AUSA NEWS: Army Gearing Up for Massive Exercises to Prepare for Russian, Chinese Threats

10/15/2019
By Jon Harper

Photo: Army

Next year the Army will be conducting one of its largest exercises since the end of the Cold War as it prepares for great power competition with Russia and China, the service’s chief of staff said Oct. 15.

The 2018 national defense strategy identified those two nations as the top national security threats facing the United States, and the U.S. military is trying to ready itself for a potential high-end war against advanced adversaries.

“We’re going to exercise our strategic readiness [capabilities] in ways we haven’t exercised in decades,” Gen. James C. McConville said during a keynote speech at the Association of the United States Army’s annual convention in Washington, D.C.

Next year, during the Defender 2020 event in Europe, the Army will mobilize and deploy its forces for the largest exercise of its kind in the past 25 years, he noted.

“We’ll follow that with a similar one in the Pacific,” he added. “The intent is to work the entire strategic readiness enterprise — ports, railheads, airfields, ammunition and pre-positioned stocks, all of it — to ensure our strategic capabilities align with the requirements we anticipate for dynamic force employment in the future.”

The service will also continue aggressively prototyping and developing new technologies in pursuit of its top six modernization priorities, he said, which include: long-range precision fires; next-generation combat vehicles; future vertical lift; the network; air-and-missile defense; and soldier lethality.

Over the next few years, the Army will field the new Mobile Short-Range Air Defense System, Integrated Visual Augmentation System, Next-Generation Squad Weapon, Precision Strike Missile, Extended-Range Cannon and the first hypersonic weapons battery, he noted.

In the mid-2020s, the Army plans to bring online the next-generation tactical unmanned aerial surveillance system and the Optionally Manned Fighting Vehicle. Shortly after that, it will start fielding a new family of helicopters, he added.

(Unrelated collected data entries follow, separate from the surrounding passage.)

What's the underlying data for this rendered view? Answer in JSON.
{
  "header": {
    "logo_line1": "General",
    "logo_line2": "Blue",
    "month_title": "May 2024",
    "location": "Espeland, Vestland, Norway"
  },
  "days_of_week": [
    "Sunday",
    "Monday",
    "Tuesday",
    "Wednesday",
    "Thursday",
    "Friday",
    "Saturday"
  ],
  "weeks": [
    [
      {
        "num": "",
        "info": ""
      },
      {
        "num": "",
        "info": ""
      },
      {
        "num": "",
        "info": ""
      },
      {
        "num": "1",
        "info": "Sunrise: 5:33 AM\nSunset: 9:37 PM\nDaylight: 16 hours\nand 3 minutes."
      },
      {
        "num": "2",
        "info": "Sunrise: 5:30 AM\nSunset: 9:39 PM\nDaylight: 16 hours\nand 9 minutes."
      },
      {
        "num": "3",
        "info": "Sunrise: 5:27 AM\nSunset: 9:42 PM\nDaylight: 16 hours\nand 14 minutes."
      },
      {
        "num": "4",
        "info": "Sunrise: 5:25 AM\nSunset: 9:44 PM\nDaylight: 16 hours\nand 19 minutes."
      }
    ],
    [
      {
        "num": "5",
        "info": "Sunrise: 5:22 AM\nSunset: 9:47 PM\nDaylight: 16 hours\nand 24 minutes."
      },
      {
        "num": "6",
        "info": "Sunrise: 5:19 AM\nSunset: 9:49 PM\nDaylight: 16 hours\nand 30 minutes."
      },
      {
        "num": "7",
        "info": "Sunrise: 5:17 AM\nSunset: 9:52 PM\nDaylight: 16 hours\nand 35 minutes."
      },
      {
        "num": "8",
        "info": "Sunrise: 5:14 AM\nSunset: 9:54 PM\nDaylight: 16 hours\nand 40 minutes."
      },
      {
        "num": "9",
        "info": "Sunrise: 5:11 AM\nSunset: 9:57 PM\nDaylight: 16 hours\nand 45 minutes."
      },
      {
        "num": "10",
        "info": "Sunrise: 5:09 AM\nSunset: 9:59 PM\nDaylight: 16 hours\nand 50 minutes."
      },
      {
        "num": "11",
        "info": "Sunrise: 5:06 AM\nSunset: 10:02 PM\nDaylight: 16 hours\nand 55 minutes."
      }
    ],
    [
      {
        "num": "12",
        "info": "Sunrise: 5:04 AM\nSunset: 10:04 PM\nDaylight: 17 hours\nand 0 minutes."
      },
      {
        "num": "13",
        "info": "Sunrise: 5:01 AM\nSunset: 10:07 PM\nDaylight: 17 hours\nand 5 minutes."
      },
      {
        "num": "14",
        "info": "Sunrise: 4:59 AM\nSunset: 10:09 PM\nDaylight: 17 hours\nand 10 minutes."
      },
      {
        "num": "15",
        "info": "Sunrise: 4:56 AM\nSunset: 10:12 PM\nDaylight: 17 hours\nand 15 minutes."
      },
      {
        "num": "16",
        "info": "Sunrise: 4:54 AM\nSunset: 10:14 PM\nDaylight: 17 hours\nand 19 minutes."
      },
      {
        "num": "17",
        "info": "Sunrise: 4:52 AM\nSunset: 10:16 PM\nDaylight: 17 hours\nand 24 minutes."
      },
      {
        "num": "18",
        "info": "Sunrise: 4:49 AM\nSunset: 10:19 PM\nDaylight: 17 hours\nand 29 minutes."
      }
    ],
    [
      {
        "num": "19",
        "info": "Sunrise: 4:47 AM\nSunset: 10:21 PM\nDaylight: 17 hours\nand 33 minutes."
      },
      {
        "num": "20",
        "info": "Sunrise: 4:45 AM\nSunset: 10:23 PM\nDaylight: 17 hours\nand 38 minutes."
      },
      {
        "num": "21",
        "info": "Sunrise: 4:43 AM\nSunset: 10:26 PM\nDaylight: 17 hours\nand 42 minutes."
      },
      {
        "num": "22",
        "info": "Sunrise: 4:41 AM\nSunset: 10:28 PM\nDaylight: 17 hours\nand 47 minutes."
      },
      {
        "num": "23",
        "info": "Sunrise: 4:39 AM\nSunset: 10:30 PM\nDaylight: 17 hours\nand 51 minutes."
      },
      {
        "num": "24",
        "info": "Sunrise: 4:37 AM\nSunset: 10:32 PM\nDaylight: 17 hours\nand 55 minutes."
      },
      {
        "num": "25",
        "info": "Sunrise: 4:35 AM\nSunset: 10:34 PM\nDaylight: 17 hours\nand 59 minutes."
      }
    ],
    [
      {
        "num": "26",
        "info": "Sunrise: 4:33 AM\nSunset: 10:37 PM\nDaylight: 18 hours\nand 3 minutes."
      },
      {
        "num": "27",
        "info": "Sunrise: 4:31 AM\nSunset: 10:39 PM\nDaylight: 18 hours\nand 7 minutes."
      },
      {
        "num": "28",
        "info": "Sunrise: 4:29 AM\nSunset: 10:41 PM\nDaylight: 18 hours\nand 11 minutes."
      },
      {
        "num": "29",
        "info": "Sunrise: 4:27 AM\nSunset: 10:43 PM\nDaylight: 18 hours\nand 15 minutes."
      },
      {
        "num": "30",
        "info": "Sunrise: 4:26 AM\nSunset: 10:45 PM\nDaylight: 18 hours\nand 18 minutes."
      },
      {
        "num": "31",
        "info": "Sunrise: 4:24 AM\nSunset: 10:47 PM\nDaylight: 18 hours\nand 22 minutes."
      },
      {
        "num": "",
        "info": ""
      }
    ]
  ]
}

“Now, we find ourselves once again facing threats of great power competition and the specter of large-scale conflict, and we have the opportunity to ensure that our Army remains the most dominant land force in the world for the next four decades,” McConville said. “But we have to adapt. This is not about fighting the last fight better, but it’s about winning the next fight. So when we talk about modernization, it must include building multi-domain doctrine, organizations and training.”

Last year at the AUSA conference, the service formally rolled out its multi-domain operations concept, which it been developing since 2016. It calls for using Army capabilities in partnership with the other services to affect the land, air, sea, space and cyber warfighting domains. But more needs to be done, McConville said during this year’s keynote.

The Army is using wargaming and exercises to refine its understanding of multi-domain operations, and experimenting with organizations and capabilities of a multi-domain task force in support of Indo-Pacific Command and European Command, he noted. Those are the geographic combatant commands that are primarily response for dealing with China and Russia.

“Together, we’ll use what we’ve learned to produce updated doctrine for how we’ll fight,” McConville said.

Meanwhile, on the personnel side, the service wants to improve its talent management processes. It is publishing its first “Army People Strategy,” he said.

The service will implement a system that manages soldiers based on 25 variables instead of two, and better takes into account people’s knowledge, skills, behaviors and preferences, he said.

“I know it’s almost blasphemous to think the Army would actually consider someone’s preferences, but if we know where they want to go and what they want to do, we believe we can get the right person in the right job at the right time, and we will have a better Army and more committed soldiers and families,” McConville said.